Я закрыл книгу и поплелся спать. Я, юбиляр двадцати
четырех лет, лежал в постели и, засыпая, думал о том, что мой
опыт теперь громаден. Чего мне бояться? Ничего. Я таскал горох
из ушей мальчишек, я резал, резал, резал... Рука моя
мужественна, не дрожит. Я видел всякие каверзы и научился
понимать такие бабьи речи, которых никто не поймет.
Я в них разбираюсь, как Шерлок Холмс в таинственных
документах... Сон все ближе...
- Я, - пробурчал я, засыпая, - я положительно не
представляю себе, чтобы мне привезли случай, который бы мог
меня поставить в тупик... может быть, там, в столице, и скажут,
что это фельдшеризм... пусть... им хорошо... в клиниках, в
университетах... в рентгеновских кабинетах... я же здесь...
все... и крестьяне не могут жить без меня... Как я раньше
дрожал при стуке в дверь, как корчился мысленно от страха... А
теперь...
?
- Когда же это случилось?
- С неделю, батюшка, с неделю, милый... Выперло...
И баба захныкала.
Смотрело серенькое октябрьское утро первого дня моего
второго года. Вчера я вечером гордился и хвастался, засыпая, а
сегодня утром стоял в халате и растерянно вглядывался . . .
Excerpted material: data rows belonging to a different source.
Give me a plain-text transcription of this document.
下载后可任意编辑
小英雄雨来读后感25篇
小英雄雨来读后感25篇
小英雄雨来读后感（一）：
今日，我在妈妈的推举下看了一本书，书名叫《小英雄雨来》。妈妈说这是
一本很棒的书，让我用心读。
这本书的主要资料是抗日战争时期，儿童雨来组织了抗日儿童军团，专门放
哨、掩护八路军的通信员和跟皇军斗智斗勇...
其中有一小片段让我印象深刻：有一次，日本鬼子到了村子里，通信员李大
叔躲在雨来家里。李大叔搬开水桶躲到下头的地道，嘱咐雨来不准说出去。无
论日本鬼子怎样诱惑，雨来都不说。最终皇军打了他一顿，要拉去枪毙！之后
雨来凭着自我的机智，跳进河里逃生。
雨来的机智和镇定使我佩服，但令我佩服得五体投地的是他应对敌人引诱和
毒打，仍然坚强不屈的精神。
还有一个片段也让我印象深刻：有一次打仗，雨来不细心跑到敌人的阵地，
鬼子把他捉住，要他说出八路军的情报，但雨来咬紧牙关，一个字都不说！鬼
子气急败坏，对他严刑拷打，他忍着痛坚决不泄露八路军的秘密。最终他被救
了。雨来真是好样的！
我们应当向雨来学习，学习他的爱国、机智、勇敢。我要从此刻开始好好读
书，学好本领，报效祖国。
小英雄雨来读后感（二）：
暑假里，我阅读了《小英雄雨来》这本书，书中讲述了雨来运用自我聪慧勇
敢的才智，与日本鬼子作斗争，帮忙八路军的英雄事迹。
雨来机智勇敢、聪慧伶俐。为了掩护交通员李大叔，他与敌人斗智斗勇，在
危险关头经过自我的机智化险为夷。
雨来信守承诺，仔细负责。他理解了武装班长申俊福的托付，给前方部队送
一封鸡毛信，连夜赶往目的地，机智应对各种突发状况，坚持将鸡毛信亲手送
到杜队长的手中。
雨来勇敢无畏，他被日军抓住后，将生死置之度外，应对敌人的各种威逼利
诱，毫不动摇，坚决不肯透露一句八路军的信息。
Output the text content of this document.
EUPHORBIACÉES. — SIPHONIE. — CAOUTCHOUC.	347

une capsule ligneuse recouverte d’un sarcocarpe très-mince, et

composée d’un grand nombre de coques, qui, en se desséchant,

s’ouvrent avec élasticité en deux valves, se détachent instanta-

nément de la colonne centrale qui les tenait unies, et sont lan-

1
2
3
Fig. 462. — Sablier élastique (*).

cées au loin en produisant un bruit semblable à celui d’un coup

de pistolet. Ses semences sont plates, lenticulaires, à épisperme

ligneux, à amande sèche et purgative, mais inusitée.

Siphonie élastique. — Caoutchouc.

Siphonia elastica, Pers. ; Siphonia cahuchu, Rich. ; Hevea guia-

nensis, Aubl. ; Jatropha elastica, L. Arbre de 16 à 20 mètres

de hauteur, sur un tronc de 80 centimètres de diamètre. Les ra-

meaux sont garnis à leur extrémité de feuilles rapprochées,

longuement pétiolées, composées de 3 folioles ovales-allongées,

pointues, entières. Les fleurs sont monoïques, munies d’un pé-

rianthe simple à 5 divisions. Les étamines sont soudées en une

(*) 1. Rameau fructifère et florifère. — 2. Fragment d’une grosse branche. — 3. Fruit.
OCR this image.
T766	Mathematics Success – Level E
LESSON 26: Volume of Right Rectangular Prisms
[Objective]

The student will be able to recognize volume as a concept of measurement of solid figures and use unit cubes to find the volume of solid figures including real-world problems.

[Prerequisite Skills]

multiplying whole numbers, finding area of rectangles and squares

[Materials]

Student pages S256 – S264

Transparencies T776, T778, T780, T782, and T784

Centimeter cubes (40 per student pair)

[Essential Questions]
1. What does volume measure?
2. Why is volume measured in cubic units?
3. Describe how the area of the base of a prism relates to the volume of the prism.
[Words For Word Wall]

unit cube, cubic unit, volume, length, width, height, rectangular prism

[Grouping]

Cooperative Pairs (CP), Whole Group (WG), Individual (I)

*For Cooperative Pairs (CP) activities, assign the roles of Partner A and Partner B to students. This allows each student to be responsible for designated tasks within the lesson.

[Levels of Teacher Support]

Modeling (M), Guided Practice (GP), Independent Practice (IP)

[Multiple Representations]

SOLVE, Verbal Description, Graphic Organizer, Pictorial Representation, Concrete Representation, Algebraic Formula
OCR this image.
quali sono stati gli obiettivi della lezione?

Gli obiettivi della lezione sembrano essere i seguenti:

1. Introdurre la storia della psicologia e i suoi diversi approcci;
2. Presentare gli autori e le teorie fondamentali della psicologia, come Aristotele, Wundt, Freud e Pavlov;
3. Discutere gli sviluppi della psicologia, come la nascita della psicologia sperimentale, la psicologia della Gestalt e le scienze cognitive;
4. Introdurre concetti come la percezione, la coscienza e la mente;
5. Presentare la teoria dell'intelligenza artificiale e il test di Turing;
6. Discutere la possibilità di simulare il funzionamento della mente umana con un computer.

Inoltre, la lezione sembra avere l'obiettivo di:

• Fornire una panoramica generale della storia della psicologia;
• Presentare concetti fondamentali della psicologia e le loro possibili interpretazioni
Годовалого мальчишку она держала на руках, как полено, и у
мальчишки этого левого глаза не было. Вместо глаза из
растянутых, истонченных век выпирал шар желтого цвета величиной
с небольшое яблоко. Мальчишка страдальчески кричал и бился,
баба хныкала. И вот я потерялся.
Я заходил со всех сторон. Демьян Лукич и акушерка стояли
сзади меня. Они молчали, ничего такого они никогда не видели.
"Что это такое... Мозговая грыжа... Гм... он живет...
Саркома... Гм... мягковата... Какая-то невиданная, жуткая
опухоль... Откуда же она развилась... Из бывшего глаза... А
может быть, его никогда и не было... Во всяком случае, сейчас
нет..."
- Вот что, - вдохновенно сказал я, - нужно будет вырезать
эту штуку...
И тут же я представил себе, как я надсеку веко, разведу в
стороны и...
"И что... Дальше-то что? Может, это действительно из
мозга... Фу, черт... Мягковато... На мозг похоже..."
- Что резать? - спросила баба, бледнея. - На глазу резать?
Нету моего согласия.
И она в ужасе стала заворачивать младенца в тряпки.
- Никакого глаза у него нету, - категорически ответил я, -
ты гляди, где ж ему быть. У твоего младенца странная опухоль...
- Капелек дайте, - говорила баба в ужасе.